Needlestick shows risk of necrotizing fasciitis
Needlestick shows risk of necrotizing fasciitis
First reported case caused by 'minor' injury
The case of a Texas health care worker who developed necrotizing fasciitis due to group A streptococcus contracted from a needlestick injury carries a grim warning to other health care providers who are occupationally exposed to bodily fluids.
The disease struck a healthy 27-year-old internal medicine resident working in the emergency room at Hermann Hospital in Houston after she was "scratched" on the dorsal aspect of her left fifth metacarpal-phalangeal joint by a needle used to insert a central venous catheter into a patient. The patient had been admitted to the emergency room with sepsis of unknown cause.
Carin Hagberg, MD, who helped treat the resident, reported that the injury occurred when another health care provider who had removed the used needle from the patient's vein accidentally "grazed" the resident with it.
Hagberg is one of three physicians from the University of Texas-Houston Medical School (with which the teaching hospital is affiliated) who wrote the report.1 According to that report, within 14 hours of the injury the resident developed erythema, induration, and pain in her hand, followed by chills and fever (101.1 degrees F). She initially was treated with nafcillin, but penicillin G and clindamycin were added when it was discovered that the patient had died 12 hours after admission from group A streptococcus sepsis.

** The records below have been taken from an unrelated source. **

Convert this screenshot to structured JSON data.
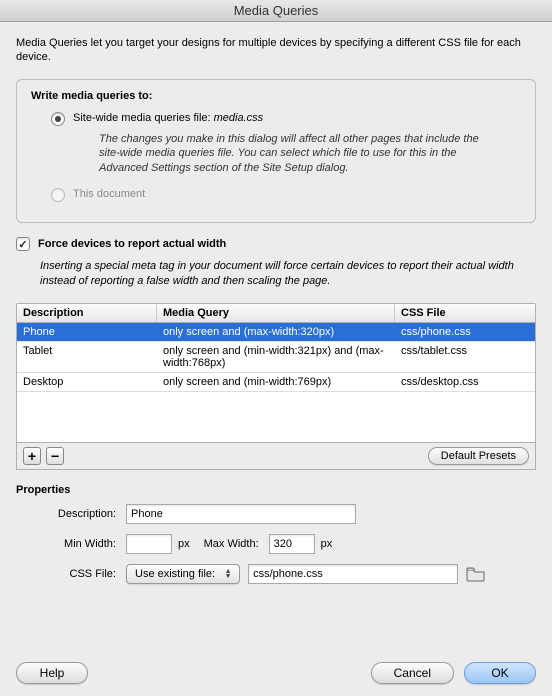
{
  "title": "Media Queries",
  "intro": "Media Queries let you target your designs for multiple devices by specifying a different CSS file for each device.",
  "panel": {
    "title": "Write media queries to:",
    "option_sitewide_label": "Site-wide media queries file:",
    "option_sitewide_file": "media.css",
    "option_sitewide_desc": "The changes you make in this dialog will affect all other pages that include the site-wide media queries file. You can select which file to use for this in the Advanced Settings section of the Site Setup dialog.",
    "option_thisdoc_label": "This document"
  },
  "force": {
    "label": "Force devices to report actual width",
    "desc": "Inserting a special meta tag in your document will force certain devices to report their actual width instead of reporting a false width and then scaling the page."
  },
  "table": {
    "headers": {
      "c1": "Description",
      "c2": "Media Query",
      "c3": "CSS File"
    },
    "rows": [
      {
        "desc": "Phone",
        "mq": "only screen and (max-width:320px)",
        "file": "css/phone.css"
      },
      {
        "desc": "Tablet",
        "mq": "only screen and (min-width:321px) and (max-width:768px)",
        "file": "css/tablet.css"
      },
      {
        "desc": "Desktop",
        "mq": "only screen and (min-width:769px)",
        "file": "css/desktop.css"
      }
    ],
    "add": "+",
    "remove": "−",
    "defaults": "Default Presets"
  },
  "props": {
    "section": "Properties",
    "desc_label": "Description:",
    "desc_value": "Phone",
    "minw_label": "Min Width:",
    "minw_value": "",
    "maxw_label": "Max Width:",
    "maxw_value": "320",
    "px": "px",
    "cssfile_label": "CSS File:",
    "cssfile_mode": "Use existing file:",
    "cssfile_value": "css/phone.css"
  },
  "buttons": {
    "help": "Help",
    "cancel": "Cancel",
    "ok": "OK"
  }
}
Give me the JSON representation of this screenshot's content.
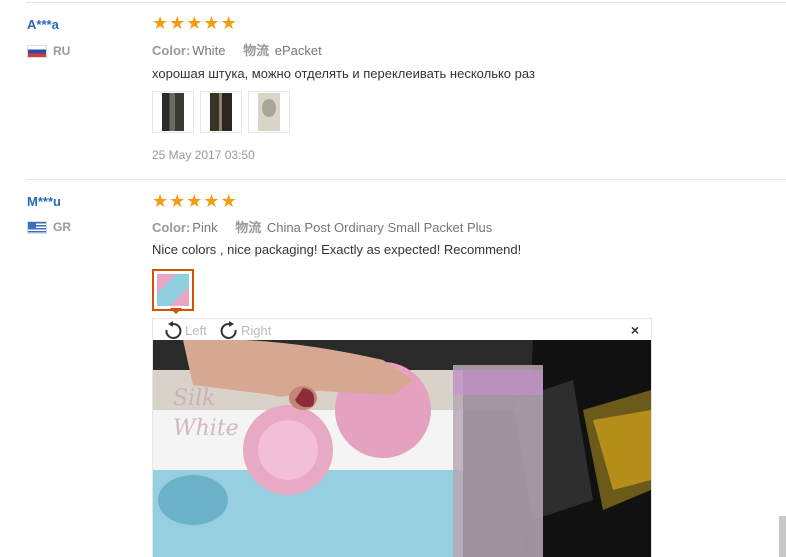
{
  "reviews": [
    {
      "user": "A***a",
      "country": "RU",
      "stars": [
        "★",
        "★",
        "★",
        "★",
        "★"
      ],
      "color_label": "Color:",
      "color_value": "White",
      "shipping_label": "物流",
      "shipping_value": "ePacket",
      "comment": "хорошая штука, можно отделять и переклеивать несколько раз",
      "date": "25 May 2017 03:50"
    },
    {
      "user": "M***u",
      "country": "GR",
      "stars": [
        "★",
        "★",
        "★",
        "★",
        "★"
      ],
      "color_label": "Color:",
      "color_value": "Pink",
      "shipping_label": "物流",
      "shipping_value": "China Post Ordinary Small Packet Plus",
      "comment": "Nice colors , nice packaging! Exactly as expected! Recommend!"
    }
  ],
  "viewer": {
    "rotate_left": "Left",
    "rotate_right": "Right",
    "close": "×"
  },
  "colors": {
    "star": "#f39c12",
    "username": "#2a67b8",
    "active_thumb_border": "#d35400"
  }
}
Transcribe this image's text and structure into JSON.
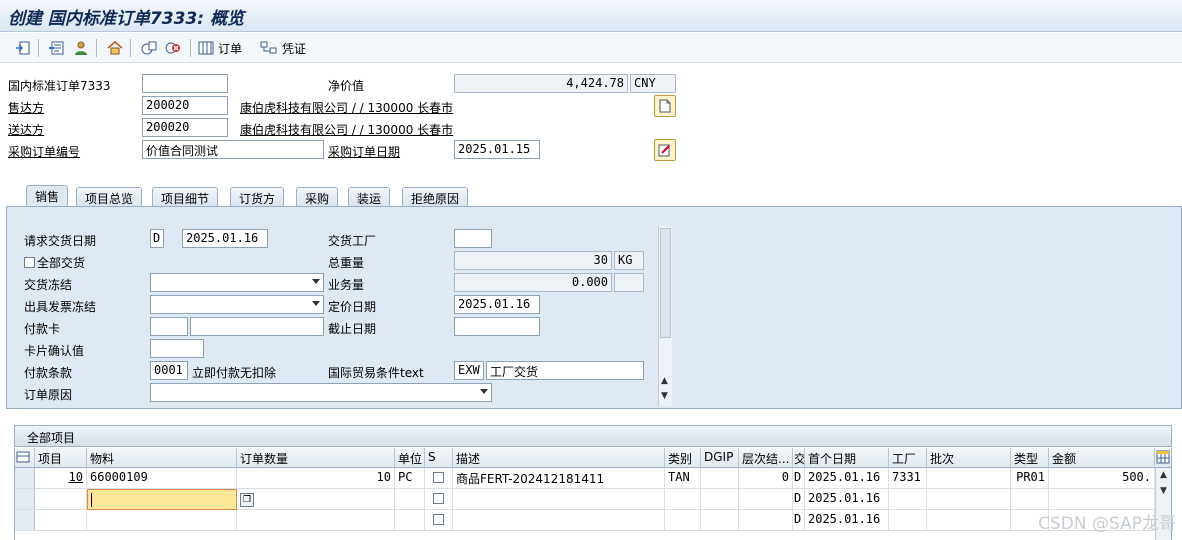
{
  "title": "创建 国内标准订单7333: 概览",
  "toolbar": {
    "order_label": "订单",
    "voucher_label": "凭证"
  },
  "header": {
    "order_label": "国内标准订单7333",
    "order_value": "",
    "net_label": "净价值",
    "net_value": "4,424.78",
    "currency": "CNY",
    "soldto_label": "售达方",
    "soldto_value": "200020",
    "soldto_text": "康伯虎科技有限公司 / / 130000 长春市",
    "shipto_label": "送达方",
    "shipto_value": "200020",
    "shipto_text": "康伯虎科技有限公司 / / 130000 长春市",
    "po_label": "采购订单编号",
    "po_value": "价值合同测试",
    "podate_label": "采购订单日期",
    "podate_value": "2025.01.15"
  },
  "tabs": [
    "销售",
    "项目总览",
    "项目细节",
    "订货方",
    "采购",
    "装运",
    "拒绝原因"
  ],
  "sales": {
    "req_date_label": "请求交货日期",
    "req_date_type": "D",
    "req_date_value": "2025.01.16",
    "plant_label": "交货工厂",
    "plant_value": "",
    "full_delivery_label": "全部交货",
    "weight_label": "总重量",
    "weight_value": "30",
    "weight_unit": "KG",
    "delivery_block_label": "交货冻结",
    "volume_label": "业务量",
    "volume_value": "0.000",
    "volume_unit": "",
    "billing_block_label": "出具发票冻结",
    "pricing_date_label": "定价日期",
    "pricing_date_value": "2025.01.16",
    "card_label": "付款卡",
    "card_value1": "",
    "card_value2": "",
    "expiry_label": "截止日期",
    "expiry_value": "",
    "card_confirm_label": "卡片确认值",
    "card_confirm_value": "",
    "payment_terms_label": "付款条款",
    "payment_terms_code": "0001",
    "payment_terms_text": "立即付款无扣除",
    "incoterms_label": "国际贸易条件text",
    "incoterms_code": "EXW",
    "incoterms_text": "工厂交货",
    "order_reason_label": "订单原因",
    "order_reason_value": ""
  },
  "items": {
    "title": "全部项目",
    "columns": [
      "项目",
      "物料",
      "订单数量",
      "单位",
      "S",
      "描述",
      "类别",
      "DGIP",
      "层次结...",
      "交",
      "首个日期",
      "工厂",
      "批次",
      "类型",
      "金额"
    ],
    "rows": [
      {
        "item": "10",
        "material": "66000109",
        "qty": "10",
        "unit": "PC",
        "desc": "商品FERT-202412181411",
        "cat": "TAN",
        "level": "0",
        "dl": "D",
        "date": "2025.01.16",
        "plant": "7331",
        "type": "PR01",
        "amount": "500."
      },
      {
        "item": "",
        "material": "",
        "qty": "",
        "unit": "",
        "desc": "",
        "cat": "",
        "level": "",
        "dl": "D",
        "date": "2025.01.16",
        "plant": "",
        "type": "",
        "amount": ""
      },
      {
        "item": "",
        "material": "",
        "qty": "",
        "unit": "",
        "desc": "",
        "cat": "",
        "level": "",
        "dl": "D",
        "date": "2025.01.16",
        "plant": "",
        "type": "",
        "amount": ""
      }
    ]
  },
  "watermark": "CSDN @SAP龙哥"
}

Over the next 48 hours, the resident developed leukocytosis, "followed by leukopenia, a prolonged prothrombin time and partial-thromboplastin time, decreased hemoglobin level and platelet count, hypotension, and progression of the area of induration and erythema toward her elbow and axilla." This led to the diagnosis of necrotizing fasciitis due to group A streptococcus.
Surgery to remove the organism and prevent its spread up the arm revealed necrosis of subcutaneous tissue, fascia, and muscle. The resident was discharged after 17 days of treatment and has recovered, although she was left with some disfigurement of the left arm due to a muscle flap that was used to close the wound defect.

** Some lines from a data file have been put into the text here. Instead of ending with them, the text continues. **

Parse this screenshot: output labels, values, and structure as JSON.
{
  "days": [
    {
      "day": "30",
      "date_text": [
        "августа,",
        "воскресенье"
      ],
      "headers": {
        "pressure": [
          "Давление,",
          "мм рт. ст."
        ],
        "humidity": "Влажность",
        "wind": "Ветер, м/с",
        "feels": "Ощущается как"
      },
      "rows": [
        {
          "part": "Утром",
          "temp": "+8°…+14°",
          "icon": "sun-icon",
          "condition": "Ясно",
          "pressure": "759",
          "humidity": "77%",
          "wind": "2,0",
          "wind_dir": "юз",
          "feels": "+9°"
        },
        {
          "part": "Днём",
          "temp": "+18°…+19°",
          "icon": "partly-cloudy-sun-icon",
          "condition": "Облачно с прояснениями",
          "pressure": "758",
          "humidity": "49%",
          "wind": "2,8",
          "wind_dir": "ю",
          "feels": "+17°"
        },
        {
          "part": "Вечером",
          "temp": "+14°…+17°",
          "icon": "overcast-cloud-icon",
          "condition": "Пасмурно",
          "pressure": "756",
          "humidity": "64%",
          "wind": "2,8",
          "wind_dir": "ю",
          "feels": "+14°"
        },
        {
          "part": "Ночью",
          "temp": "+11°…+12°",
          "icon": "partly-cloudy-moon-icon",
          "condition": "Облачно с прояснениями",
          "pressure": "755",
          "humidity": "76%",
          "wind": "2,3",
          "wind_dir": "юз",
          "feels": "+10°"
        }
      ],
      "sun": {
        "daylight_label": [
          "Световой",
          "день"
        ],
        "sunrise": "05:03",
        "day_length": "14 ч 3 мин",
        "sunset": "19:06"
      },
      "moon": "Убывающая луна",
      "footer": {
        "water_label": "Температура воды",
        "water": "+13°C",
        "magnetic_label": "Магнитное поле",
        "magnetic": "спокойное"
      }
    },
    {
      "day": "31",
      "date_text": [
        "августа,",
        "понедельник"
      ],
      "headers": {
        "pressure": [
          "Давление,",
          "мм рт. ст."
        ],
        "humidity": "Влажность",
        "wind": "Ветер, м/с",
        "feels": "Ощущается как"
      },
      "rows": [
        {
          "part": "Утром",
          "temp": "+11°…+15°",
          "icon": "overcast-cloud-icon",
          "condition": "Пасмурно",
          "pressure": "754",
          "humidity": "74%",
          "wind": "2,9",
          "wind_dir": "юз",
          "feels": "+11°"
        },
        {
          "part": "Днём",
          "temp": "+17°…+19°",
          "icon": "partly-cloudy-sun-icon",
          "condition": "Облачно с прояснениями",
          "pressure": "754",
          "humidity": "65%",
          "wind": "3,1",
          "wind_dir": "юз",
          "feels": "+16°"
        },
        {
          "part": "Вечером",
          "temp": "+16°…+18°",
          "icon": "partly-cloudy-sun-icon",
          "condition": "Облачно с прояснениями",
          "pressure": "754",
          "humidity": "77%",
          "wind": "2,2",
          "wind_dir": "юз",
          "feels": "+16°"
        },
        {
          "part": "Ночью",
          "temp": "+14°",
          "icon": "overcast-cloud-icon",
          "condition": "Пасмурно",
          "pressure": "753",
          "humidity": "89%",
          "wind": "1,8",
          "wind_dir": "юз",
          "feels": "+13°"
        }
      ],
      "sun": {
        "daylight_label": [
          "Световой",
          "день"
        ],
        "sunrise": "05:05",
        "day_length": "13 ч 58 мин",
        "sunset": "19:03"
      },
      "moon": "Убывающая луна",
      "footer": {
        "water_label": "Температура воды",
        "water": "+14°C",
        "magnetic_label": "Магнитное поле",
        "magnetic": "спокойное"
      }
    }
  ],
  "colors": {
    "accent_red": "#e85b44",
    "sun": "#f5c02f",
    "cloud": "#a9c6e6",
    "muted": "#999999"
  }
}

Published reports confirm that prompt diagnosis and early, aggressive antibiotic and surgical interventions are necessary to prevent mortality.2-4 Necrotizing fasciitis has been called "one of the most serious infections known to humans,"5 though reports of the disease are relatively rare because of the availability of effective antibiotic treatment. The Houston report notes that group A strep is a "well-known cause of necrotizing fasciitis" and that "recent reports have emphasized the increase in aggressive infections due to this organism."
Despite this increase, and despite the resident's apparently minor injury, rapid infection progression, and need for aggressive therapy, a similar incident involving a health care worker is not likely, says William Trick, MD, an epidemiologist in the hospital infections branch of the U.S. Centers for Disease Control and Prevention.

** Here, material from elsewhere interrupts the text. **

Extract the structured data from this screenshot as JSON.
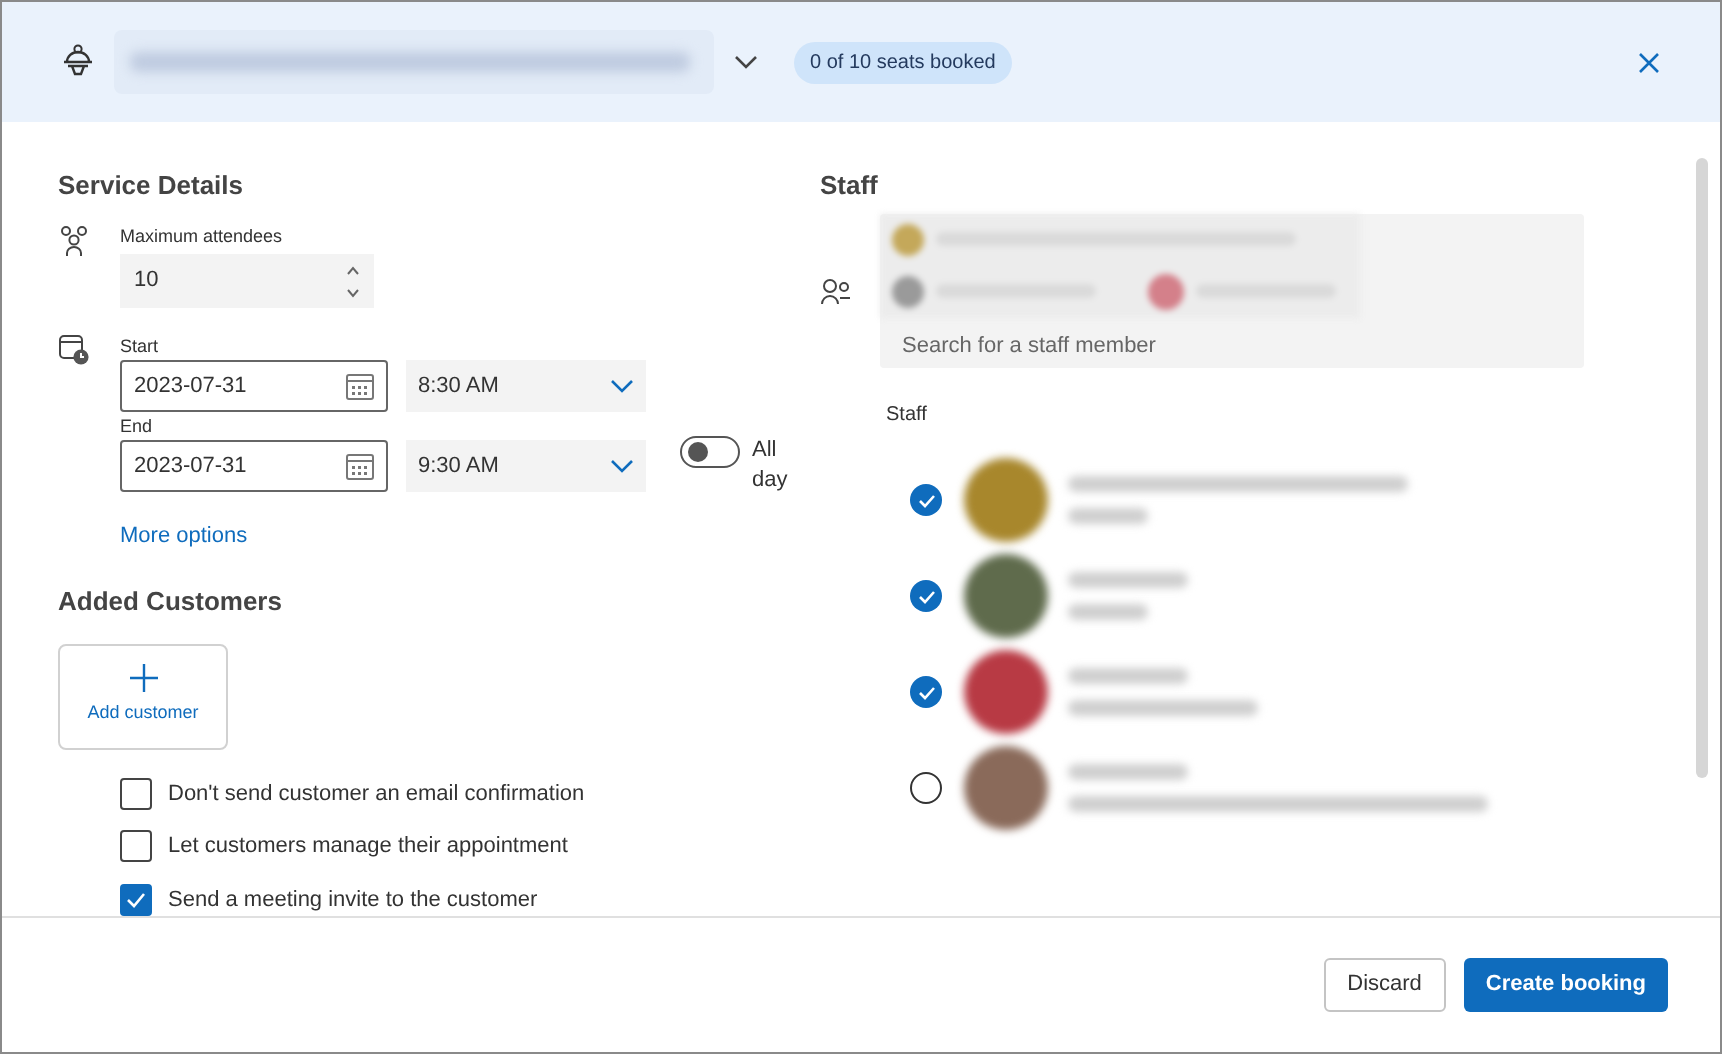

Nevertheless, Hagberg - an anesthesiologist who participated in the resident's surgery - remains concerned that a two-millimeter long injury similar in appearance and severity to a cat scratch could transmit a life-threatening infection. "It's unbelievable, but it shows just how strong the bug is," she states. "To me, it's almost like a virus. It's that deadly." One reason the resident became infected could be that the source patient was at the "peak" of disease, she adds.
Could it happen again to another health care worker? Yes, says Hagberg. "This is the first report, but I'm sure it has happened before and people weren't aware of it. I'm wondering now that since this report has come out, we might see how many more [reports] come up," she says.
Hagberg advises health care workers to take the same precautions against group A strep that they would for AIDS patients. "It's flesh-eating bacteria, and it seems to be getting more virulent. Fortunately for [the resident], it was recognized, debrided, and they got rid of it. As an anesthesiologist, I am always sticking people. When I'm going to see a patient with necrotizing fasciitis, I'll take the same precautions to protect myself from blood and secretions as I would with a patient with HIV. It's that dangerous," Hagberg says. "There's no doubt."
References
1. Hagberg C, Radulescu A, Rex JH. Necrotizing fasciitis due to group A streptococcus after an accidental needle-stick injury (Correspondence). N Engl J Med 1997; 337:1,699.
2. Majeski J, Majeski E. Necrotizing fasciitis: Improved survival with early recognition by tissue biopsy and aggressive surgical treatment. South Med J 1997; 90:1,065-1,068.
3. Tsai CC, Lin SD, Lai CS, et al. A clinical analysis of necrotizing fasciitis: A review of 54 cases. Kao Hsiung I Hsueh Tsa Chih 1995; 11:673-677.
4. Stone DR, Gorbach SL. Necrotizing fasciitis: The changing spectrum. Dermatol Clin 1997; 15:213-220.
5. Kaul R, McGeer A, Low DE, et al. Population-based surveillance for group A streptococcal necrotizing fasciitis: Clinical features, prognostic indicators, and microbiologic analysis of seventy-seven cases. Ontario group A streptococcal study. Am J Med 1997; 103:18-24.